Doctors fear patients in Hackney could be deprived of specialist care if cancer services are moved to a “super hospital”.

Hackney Gazette: University College HospitalUniversity College Hospital (Image: Archant)

NHS England are proposing to move renal, bladder, prostrate, head, neck and brain cancer services from St Bartholomew’s Hospital, West Smithfield, and Royal London Hospital, Whitechapel to University College Hospital London (UCLH), Bloomsbury – meaning average bus journey times would double to 40 minutes from Hackney Central.

There are also concerns it would adversely affect the co-ordination of cancer care before and after treatment at Homerton University Hospital, Homerton as UCLH is not part of the Barts Health NHS Trust hospitals such as St Bartholomew’s and the Royal Free - which treat Hackney patients.

Dr Coral Jones, a Hackney GP and secretary of City and Hackney division of the British Medical Association (BMA), said: “Although our cancer care is co-ordinated from the Homerton hospital, a lot of treatment goes on at St Bart’s.

“If people have to have radiotherapy every day, they have to go every day for several weeks. We don’t want them to go all the way to UCLH when they are unwell in the first place.

“We are also concerned that case notes between hospitals would get lost.”

Chairman of Tower Hamlets BMA Jackie Turner added: “Trauma victims would also be affected.

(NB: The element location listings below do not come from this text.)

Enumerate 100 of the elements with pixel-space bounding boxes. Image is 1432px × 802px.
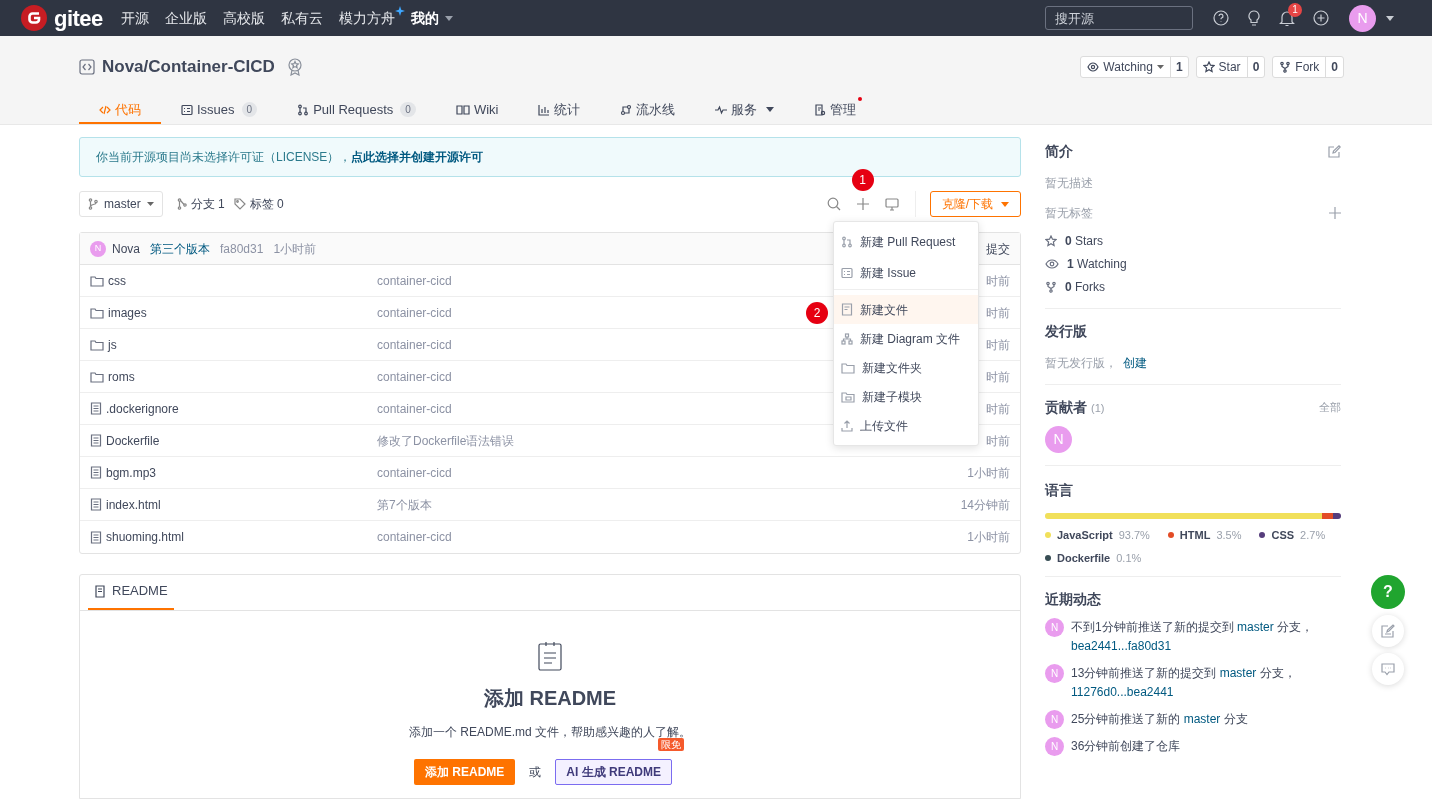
create-release-link[interactable]: 创建 bbox=[1123, 354, 1147, 372]
feedback-button[interactable] bbox=[1372, 615, 1404, 647]
fork-icon bbox=[1279, 60, 1292, 73]
repo-action-button[interactable]: Watching 1 bbox=[1080, 55, 1189, 78]
repo-tab[interactable]: 流水线 bbox=[600, 97, 696, 124]
modified-time: 14分钟前 bbox=[960, 496, 1010, 514]
lightbulb-icon[interactable] bbox=[1247, 9, 1261, 27]
repo-tab[interactable]: 统计 bbox=[518, 97, 601, 124]
or-text: 或 bbox=[529, 764, 542, 781]
monitor-icon[interactable] bbox=[884, 197, 899, 211]
stat-link[interactable]: 0 Stars bbox=[1045, 232, 1341, 250]
activity-link[interactable]: master bbox=[1219, 666, 1257, 680]
language-name: HTML bbox=[1179, 528, 1211, 543]
repo-title[interactable]: Nova/Container-CICD bbox=[102, 53, 275, 80]
user-avatar: N bbox=[1045, 710, 1064, 729]
language-percent: 0.1% bbox=[1116, 550, 1142, 566]
language-percent: 2.7% bbox=[1300, 528, 1326, 543]
menu-item[interactable]: 新建文件 bbox=[834, 295, 978, 324]
nav-link[interactable]: 模力方舟 bbox=[330, 7, 403, 29]
caret-down-icon bbox=[146, 202, 154, 206]
tag-count-link[interactable]: 标签 0 bbox=[233, 195, 284, 213]
nav-link[interactable]: 高校版 bbox=[214, 7, 273, 29]
file-name-link[interactable]: css bbox=[90, 271, 377, 290]
step-number-badge: 2 bbox=[806, 302, 828, 324]
menu-item[interactable]: 新建 Issue bbox=[834, 256, 978, 290]
file-name-link[interactable]: images bbox=[90, 303, 377, 322]
menu-item[interactable]: 新建子模块 bbox=[834, 382, 978, 411]
readme-heading: 添加 README bbox=[483, 686, 617, 711]
count-badge: 0 bbox=[241, 102, 258, 117]
branch-selector[interactable]: master bbox=[79, 191, 163, 217]
readme-tab[interactable]: README bbox=[88, 575, 174, 610]
pipeline-icon bbox=[620, 103, 633, 116]
repo-tab[interactable]: 管理 bbox=[794, 97, 877, 124]
commit-message[interactable]: 第三个版本 bbox=[150, 239, 210, 258]
caret-down-icon bbox=[1156, 64, 1164, 69]
notification-bell-icon[interactable] bbox=[1279, 9, 1295, 27]
repo-tab[interactable]: 服务 bbox=[695, 97, 795, 124]
repo-action-button[interactable]: Star 0 bbox=[1195, 55, 1266, 78]
repo-tab[interactable]: Wiki bbox=[435, 97, 519, 124]
search-field[interactable]: 搜开源 bbox=[1045, 6, 1193, 30]
file-name-link[interactable]: index.html bbox=[90, 495, 377, 514]
repo-tab[interactable]: Pull Requests 0 bbox=[277, 97, 436, 124]
activity-link[interactable]: 11276d0...bea2441 bbox=[1071, 685, 1174, 699]
menu-item[interactable]: 上传文件 bbox=[834, 411, 978, 440]
language-percent: 3.5% bbox=[1216, 528, 1242, 543]
user-avatar: N bbox=[1045, 618, 1064, 637]
code-icon bbox=[99, 103, 111, 116]
sparkle-icon bbox=[394, 5, 405, 16]
file-name-link[interactable]: roms bbox=[90, 367, 377, 386]
license-link[interactable]: 点此选择并创建开源许可 bbox=[351, 148, 484, 166]
gitee-logo-icon[interactable] bbox=[20, 4, 48, 32]
language-name: Dockerfile bbox=[1057, 550, 1111, 566]
readme-description: 添加一个 README.md 文件，帮助感兴趣的人了解。 bbox=[409, 724, 691, 740]
modified-time: 时前 bbox=[986, 304, 1010, 322]
nav-link[interactable]: 私有云 bbox=[272, 7, 331, 29]
modified-time: 时前 bbox=[986, 272, 1010, 290]
repo-tab[interactable]: Issues 0 bbox=[161, 97, 278, 124]
file-name-link[interactable]: Dockerfile bbox=[90, 431, 377, 450]
activity-link[interactable]: master bbox=[1237, 620, 1274, 634]
nav-link[interactable]: 企业版 bbox=[156, 7, 215, 29]
file-name-link[interactable]: js bbox=[90, 335, 377, 354]
diagram-icon bbox=[841, 332, 853, 345]
activity-link[interactable]: bea2441...fa80d31 bbox=[1071, 639, 1172, 653]
activity-link[interactable]: master bbox=[1183, 712, 1221, 726]
file-name-link[interactable]: bgm.mp3 bbox=[90, 463, 377, 482]
caret-down-icon bbox=[1001, 201, 1009, 207]
nav-link[interactable]: 我的 bbox=[402, 7, 461, 29]
file-name-link[interactable]: shuoming.html bbox=[90, 528, 377, 546]
help-icon[interactable] bbox=[1213, 10, 1229, 26]
commit-author[interactable]: Nova bbox=[112, 239, 140, 258]
badge-icon bbox=[286, 57, 303, 76]
document-gear-icon bbox=[814, 103, 827, 116]
modified-time: 时前 bbox=[986, 336, 1010, 354]
menu-item[interactable]: 新建 Diagram 文件 bbox=[834, 324, 978, 353]
file-name-link[interactable]: .dockerignore bbox=[90, 399, 377, 418]
stat-link[interactable]: 0 Forks bbox=[1045, 278, 1341, 296]
nav-link[interactable]: 开源 bbox=[112, 7, 157, 29]
eye-icon bbox=[1087, 60, 1100, 73]
language-name: JavaScript bbox=[1057, 528, 1113, 543]
issue-icon bbox=[181, 103, 193, 116]
plus-icon[interactable] bbox=[1329, 207, 1341, 219]
ai-generate-readme-button[interactable]: AI 生成 README bbox=[555, 759, 672, 785]
edit-icon bbox=[1381, 624, 1395, 638]
search-icon[interactable] bbox=[826, 197, 841, 211]
menu-item[interactable]: 新建文件夹 bbox=[834, 353, 978, 382]
section-title: 简介 bbox=[1045, 142, 1073, 161]
plus-circle-icon[interactable] bbox=[1313, 10, 1329, 26]
user-avatar: N bbox=[1045, 664, 1064, 683]
plus-icon[interactable] bbox=[855, 197, 870, 211]
modified-time: 时前 bbox=[986, 432, 1010, 450]
releases-text: 暂无发行版， bbox=[1045, 355, 1117, 372]
edit-icon[interactable] bbox=[1328, 145, 1341, 158]
repo-action-button[interactable]: Fork 0 bbox=[1272, 55, 1344, 78]
free-badge: 限免 bbox=[658, 738, 684, 751]
stat-link[interactable]: 1 Watching bbox=[1045, 255, 1341, 273]
modified-time: 时前 bbox=[986, 368, 1010, 386]
section-title: 发行版 bbox=[1045, 322, 1088, 341]
branch-count-link[interactable]: 分支 1 bbox=[176, 195, 225, 213]
activity-text: 13分钟前推送了新的提交到 master 分支， 11276d0...bea2441 bbox=[1071, 665, 1297, 701]
menu-item[interactable]: 新建 Pull Request bbox=[834, 227, 978, 256]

“For example, most stabbing victims are stabbed in the abdomen and a stomach cancer specialist would be called on to operate on them. Road accident victims who suffered brain trauma would have brain cancer specialists operate on them.

“Potentially everyone in Hackney could be impacted by the loss of services.”

A spokesman from Barts Health NHS Trust said: “Under NHS England’s proposals, no staff will cease to be employed by Barts Health NHS Trust.

“The proposals would mean only a minimal number of cancer operations for some highly specialised and rare cancers would move from the trust.

“In the last year this would have seen 57 operations for patients from Hackney, out of the 28,000 episodes of cancer care carried out annually at the trust, moving to UCLH or The Royal Free Hospital.

“Barts Health is strongly committed to improving the survival and outcomes of cancer patients in London, which are currently worse than in the rest of the country. Two-thirds of early deaths in London result from cancer and heart disease.”

“We will ensure that the world-leading trauma team at The Royal London Hospital will continue to provide high-quality care for major trauma patients and we are working with our clinicians and the public to fully consider and mitigate the impact of the proposed changes.”